Unlike Gaia in Asimov's novel the integrated ecological systems that we call Gaia will resolve the matter-with or without human consent or intervention. The result is often catastrophic damage. If enough of the organization survives, the rebuilding stage (that almost inevitably requires multiples of the cost that would have been required for prevention) will be considered. New leadership (also almost inevitable!) is given the responsibility of repairing the damage and guarding against future catastrophes.

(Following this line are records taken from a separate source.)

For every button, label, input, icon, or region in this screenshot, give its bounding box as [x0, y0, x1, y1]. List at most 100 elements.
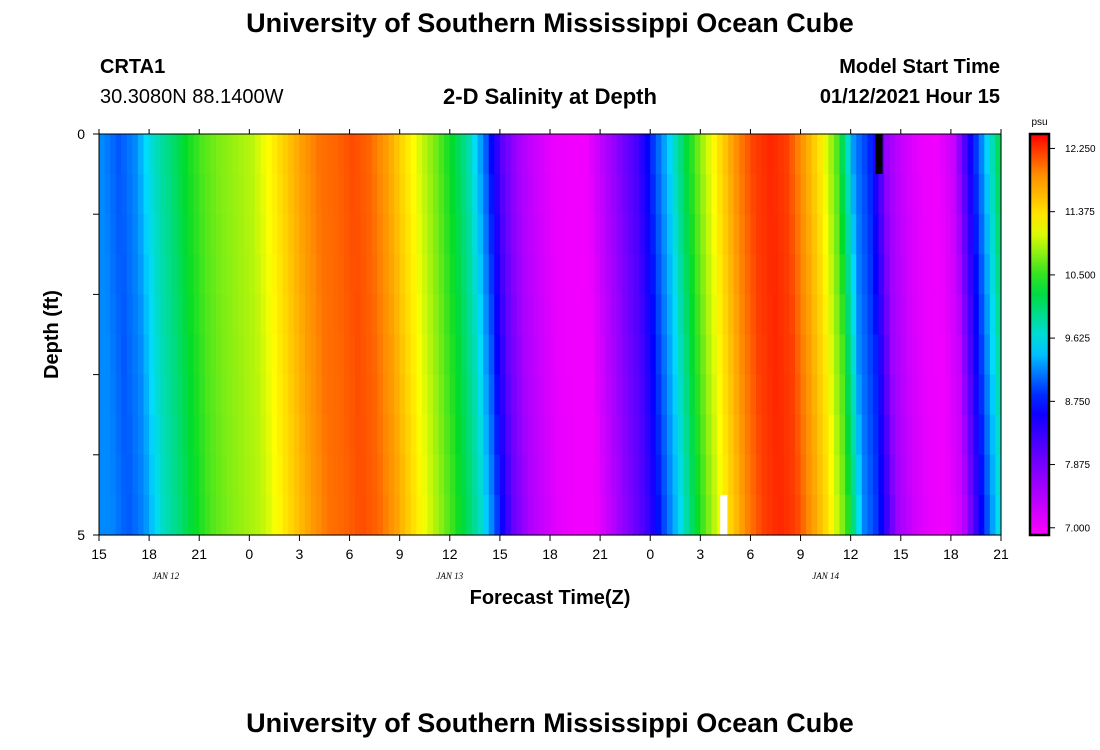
heatmap-cell [527, 254, 534, 295]
heatmap-cell [767, 414, 774, 456]
heatmap-cell [861, 134, 868, 175]
heatmap-cell [911, 174, 919, 215]
heatmap-cell [939, 254, 946, 295]
heatmap-cell [321, 494, 328, 536]
heatmap-cell [600, 494, 607, 536]
heatmap-cell [978, 294, 985, 336]
heatmap-cell [405, 254, 412, 295]
heatmap-cell [956, 214, 963, 255]
heatmap-cell [522, 334, 529, 376]
heatmap-cell [388, 174, 395, 215]
heatmap-cell [639, 174, 646, 215]
heatmap-cell [321, 174, 328, 215]
heatmap-cell [884, 374, 891, 416]
heatmap-cell [444, 374, 451, 416]
heatmap-cell [594, 374, 601, 416]
heatmap-cell [678, 294, 685, 336]
heatmap-cell [266, 174, 273, 215]
heatmap-cell [984, 254, 991, 295]
heatmap-cell [210, 414, 217, 456]
heatmap-cell [271, 254, 278, 295]
heatmap-cell [934, 134, 941, 175]
heatmap-cell [488, 134, 495, 175]
heatmap-cell [839, 254, 846, 295]
heatmap-cell [165, 254, 172, 295]
heatmap-cell [583, 254, 590, 295]
heatmap-cell [527, 294, 534, 336]
heatmap-cell [622, 214, 629, 255]
heatmap-cell [176, 254, 184, 295]
heatmap-cell [221, 214, 228, 255]
heatmap-cell [310, 494, 317, 536]
heatmap-cell [355, 294, 362, 336]
heatmap-cell [254, 334, 262, 376]
heatmap-cell [405, 494, 412, 536]
heatmap-cell [650, 174, 657, 215]
heatmap-cell [149, 494, 156, 536]
heatmap-cell [683, 134, 690, 175]
heatmap-cell [266, 254, 273, 295]
heatmap-cell [249, 254, 256, 295]
heatmap-cell [483, 494, 490, 536]
heatmap-cell [945, 214, 952, 255]
heatmap-cell [210, 374, 217, 416]
heatmap-cell [221, 134, 228, 175]
heatmap-cell [739, 214, 746, 255]
heatmap-cell [878, 214, 885, 255]
heatmap-cell [193, 294, 200, 336]
heatmap-cell [254, 494, 262, 536]
heatmap-cell [733, 134, 740, 175]
heatmap-cell [872, 414, 880, 456]
heatmap-cell [271, 494, 278, 536]
heatmap-cell [199, 454, 206, 496]
heatmap-cell [171, 254, 178, 295]
heatmap-cell [778, 414, 785, 456]
heatmap-cell [722, 334, 729, 376]
heatmap-cell [332, 374, 340, 416]
heatmap-cell [828, 334, 835, 376]
heatmap-cell [794, 414, 802, 456]
heatmap-cell [705, 214, 713, 255]
heatmap-cell [967, 454, 974, 496]
heatmap-cell [305, 214, 312, 255]
heatmap-cell [137, 454, 145, 496]
heatmap-cell [962, 334, 969, 376]
heatmap-cell [433, 414, 440, 456]
heatmap-cell [650, 414, 657, 456]
heatmap-cell [789, 414, 796, 456]
heatmap-cell [884, 254, 891, 295]
heatmap-cell [260, 254, 267, 295]
heatmap-cell [176, 414, 184, 456]
heatmap-cell [210, 214, 217, 255]
heatmap-cell [176, 494, 184, 536]
heatmap-cell [689, 454, 696, 496]
heatmap-cell [811, 334, 818, 376]
heatmap-cell [783, 374, 791, 416]
heatmap-cell [522, 214, 529, 255]
heatmap-cell [984, 294, 991, 336]
heatmap-cell [744, 374, 752, 416]
heatmap-cell [561, 214, 568, 255]
heatmap-cell [711, 494, 718, 536]
heatmap-cell [717, 174, 724, 215]
heatmap-cell [672, 414, 679, 456]
heatmap-cell [861, 174, 868, 215]
heatmap-cell [800, 374, 807, 416]
heatmap-cell [249, 294, 256, 336]
heatmap-cell [945, 334, 952, 376]
heatmap-cell [277, 334, 284, 376]
heatmap-cell [923, 414, 930, 456]
heatmap-cell [488, 374, 495, 416]
heatmap-cell [978, 414, 985, 456]
heatmap-cell [566, 214, 573, 255]
heatmap-cell [126, 374, 134, 416]
heatmap-cell [711, 254, 718, 295]
heatmap-cell [332, 334, 340, 376]
heatmap-cell [499, 254, 507, 295]
heatmap-cell [494, 454, 501, 496]
heatmap-cell [895, 294, 902, 336]
heatmap-cell [199, 374, 206, 416]
heatmap-cell [472, 334, 479, 376]
heatmap-cell [962, 494, 969, 536]
heatmap-cell [616, 134, 623, 175]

This marks the beginning of the second scenario when people are supposed to "choose" between leadership alternatives analogous to those presented in Asimov's Foundation's Edge.
 
The new leaders will have to work under a severe handicap as their efforts to deviate too far from the behaviors and attitudes that led to the original catastrophes will almost inevitably be hampered by face saving strategies of those who survived the first catastrophe and by individuals and corporate cultures that supported by conflicting paradigms. Once again Gaia may resolve the problem. To minimize the number of times Gaia will have to resolve the problems before individuals and organization choose to emulate Gaia's integrated systems was the reason for the creation of psychohistory.
 
A Personal Matrix in a "New Reality"
A real-life example, hurricane Katrina, a natural catastrophe that went to land in the Gulf area of Southern U.S.A. in 2005 serves as a prototype of Gaia's resolutions of psychohistoric problems. The day before the hurricane hit a cable TV station in Denmark aired a program where an expert described the degree of preparation and the potential for disaster. He explained how the horrific damage caused by a previous hurricane, Andrew, had prompted experts to draw up scenarios for a most probable attack in New Orleans. Despite plans discussed years in advance and several days warning the worst case scenario that the experts described occurred. And a large city in the most technically advanced nation on the planet was reduced to a state of bureaucratic anarchy while the nation's response was judged by the rest of the world to be on a par with that of a third world nation that would be able to command far fewer resources. Ignoring advice that would cost about twelve billion dollars to implement led to damage that would require hundreds of billions to repair.
 
Of primary interest to psychohistorians are the reasons why it is easier for leaders to raise the hundreds of billions after the disaster than it is to raise twelve billions before. Prevention as well as an optimal response required construction of a heterogeneous matrix of people, communication networks and machines. The requirements demand that the system be defined and designed in the twilight zone between fantasy and reality. Facilitators, rather than leaders, would be part of a matrix that would have to include a diversity and variety of personnel that would resemble those necessary for the launch of a space satellite. In addition to people with personalities and machines with characteristics that behave in conventional ways there would have to be special cybernetic systems that think like humans, humans that think like machines and cyborg like combinations necessary for coordinating the diverse parts so that they become an integrated system-a focused, open, heterogeneous network.
 
Of course psychohistorians realize that despite the availability of resources, the demands of designing and constructing such a system are far too great for organizations that have not yet constructed efficient methods of controlling traffic of any sort. Psychohistory's primary role is to define the major problems of an age and to determine action and critical time windows when action must be taken in order to prevent or repair catastrophes. A personal understanding of how Gaia will resolve the problems is the essential first step.